What is the most cost effective, light-weight device I can use as an unstable surface to train older adults in their homes?
I will soon be training older adults in their homes and I know for most fall prevention is the number one priority. I want something that will hold up well, be easy to clean, and light weight enough that I can get it in and out of my car multiple times a day with ease.
I am operating on the assumption that you have assessed the necessity of adding an unstable surface for balance training. I would not add such challenge until an older adult has demonstrated to me that s/he can balance on one leg on the floor and do split stances without any risk of falling.
The two devices that I use myself and that fit your requirements are an Airex pad and a Dynadisc.
Once you find where your client's strength and weakness are you will be in a position to make decisions based upon the results of the assessments.
We all know that falling is more prevalent in certain populations.
I would suggest focusing on muscle strength and also on standing in a variety of ways so as to change the base of support.
I also like to work in opposition with my older clientele, sometimes I have them pick a foot up off the ground, sometimes have them lower their eye lids.
I work all planes of the body and prepare them to "anticipate' what's coming ahead.

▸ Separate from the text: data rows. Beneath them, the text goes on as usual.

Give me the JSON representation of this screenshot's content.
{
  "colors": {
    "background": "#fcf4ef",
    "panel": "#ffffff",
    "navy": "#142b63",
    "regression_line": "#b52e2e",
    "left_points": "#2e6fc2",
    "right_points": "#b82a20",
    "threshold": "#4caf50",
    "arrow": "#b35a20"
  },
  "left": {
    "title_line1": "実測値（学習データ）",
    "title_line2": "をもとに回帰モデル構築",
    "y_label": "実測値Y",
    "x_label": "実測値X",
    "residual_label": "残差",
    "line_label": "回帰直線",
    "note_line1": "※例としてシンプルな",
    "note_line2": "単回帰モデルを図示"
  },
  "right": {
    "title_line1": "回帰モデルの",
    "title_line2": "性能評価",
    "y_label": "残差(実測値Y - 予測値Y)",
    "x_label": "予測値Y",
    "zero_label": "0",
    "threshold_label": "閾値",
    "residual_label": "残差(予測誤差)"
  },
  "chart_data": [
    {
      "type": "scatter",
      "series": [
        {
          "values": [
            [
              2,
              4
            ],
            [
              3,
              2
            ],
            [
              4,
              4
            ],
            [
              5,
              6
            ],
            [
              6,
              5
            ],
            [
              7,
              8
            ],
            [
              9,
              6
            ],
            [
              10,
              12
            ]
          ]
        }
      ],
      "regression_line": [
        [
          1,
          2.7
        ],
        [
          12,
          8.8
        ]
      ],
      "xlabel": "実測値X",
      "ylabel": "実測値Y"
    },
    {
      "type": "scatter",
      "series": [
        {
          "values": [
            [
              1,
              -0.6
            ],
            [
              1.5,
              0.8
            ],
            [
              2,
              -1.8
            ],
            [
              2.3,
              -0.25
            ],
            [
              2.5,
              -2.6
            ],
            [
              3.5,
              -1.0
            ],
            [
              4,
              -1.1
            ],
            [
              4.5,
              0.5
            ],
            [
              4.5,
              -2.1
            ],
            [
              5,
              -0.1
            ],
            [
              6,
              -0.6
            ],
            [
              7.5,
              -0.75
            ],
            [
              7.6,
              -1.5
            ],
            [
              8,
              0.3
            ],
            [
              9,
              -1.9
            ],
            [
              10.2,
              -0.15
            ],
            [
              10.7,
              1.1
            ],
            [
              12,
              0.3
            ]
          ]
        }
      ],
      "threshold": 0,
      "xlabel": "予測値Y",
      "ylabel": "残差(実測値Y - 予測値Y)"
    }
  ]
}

Lawrence Biscontini has great input about this very topic
Check him out
A bosu is great for tapping and walking around, it doesn't have to be used to stand on.
Unless the older client is very capable, I would stay away from the more advanced balance work. The least expensive is to have them close their eyes when they have mastered the balance move. A safer alternative to an unstable surface could be a pillow that the client owns; no work on your part.
However if they have been properly assessed and are still at an age and physical ability level that allows them to do regular body weight exercises (like squats and lunges) you can have them stand on pillows or sponges. Most people will not be comfortable closing their eyes while exercising at any age.
Always perform a postural screening before any exercise programming. One leg exercises can be useful, perhaps with hands placed on a wall. And for a progression, try a foam roller, pretty inexpensive, and performing Myofascial Release and Proprioceptive Neuromuscular Facilitation (PNF).
Feel free to contact me with any questions regarding programming.
The Airex and DynaDiscs will help improve balance
I agree with the people who question unstable surfaces with an elderly population. Many elderly people have trouble achieving balance on a stable surface; an unstable surface can cause more problems than it solves.
I also agree that each client should be assessed (and, if necessary, provided with a physican's apporval of what exercises are appropriate).
You may have to start with training their balance on a stable surface (make sure the clients have a sturdy item to hold on to for their balance).
Training on unstable surfaces is very limited in the real world applications. How often do you find yourself on an unstable surface while moving a load other than yourself? Maybe carrying objects on a loose stone/sand surface? There is application of stability training for fitness. But it does not involve getting on an unstable surface. While using a bosu (and never using the deck,that is just an accident waiting to happen) or other inflatable or balance board etc. can help to increase reactive balance and stabiity, it is not wise to use such equipment under any actual load. (As an extreme example, loaded squats on a bosu. Why?)
I teach CEC courses called "Stability Resistance Training" that I like to think is very cutting edge and informative. So called stability equipment is discussed and the limitations/potential safe uses are covered. But the bulk of the courses cover training the stability system in a very sound science based program. As in all forms of exercise; proper initiation, progression, and regression cannot be compromised. Unfortunately, these considerations are neglected by a large number of instructors and exercisers.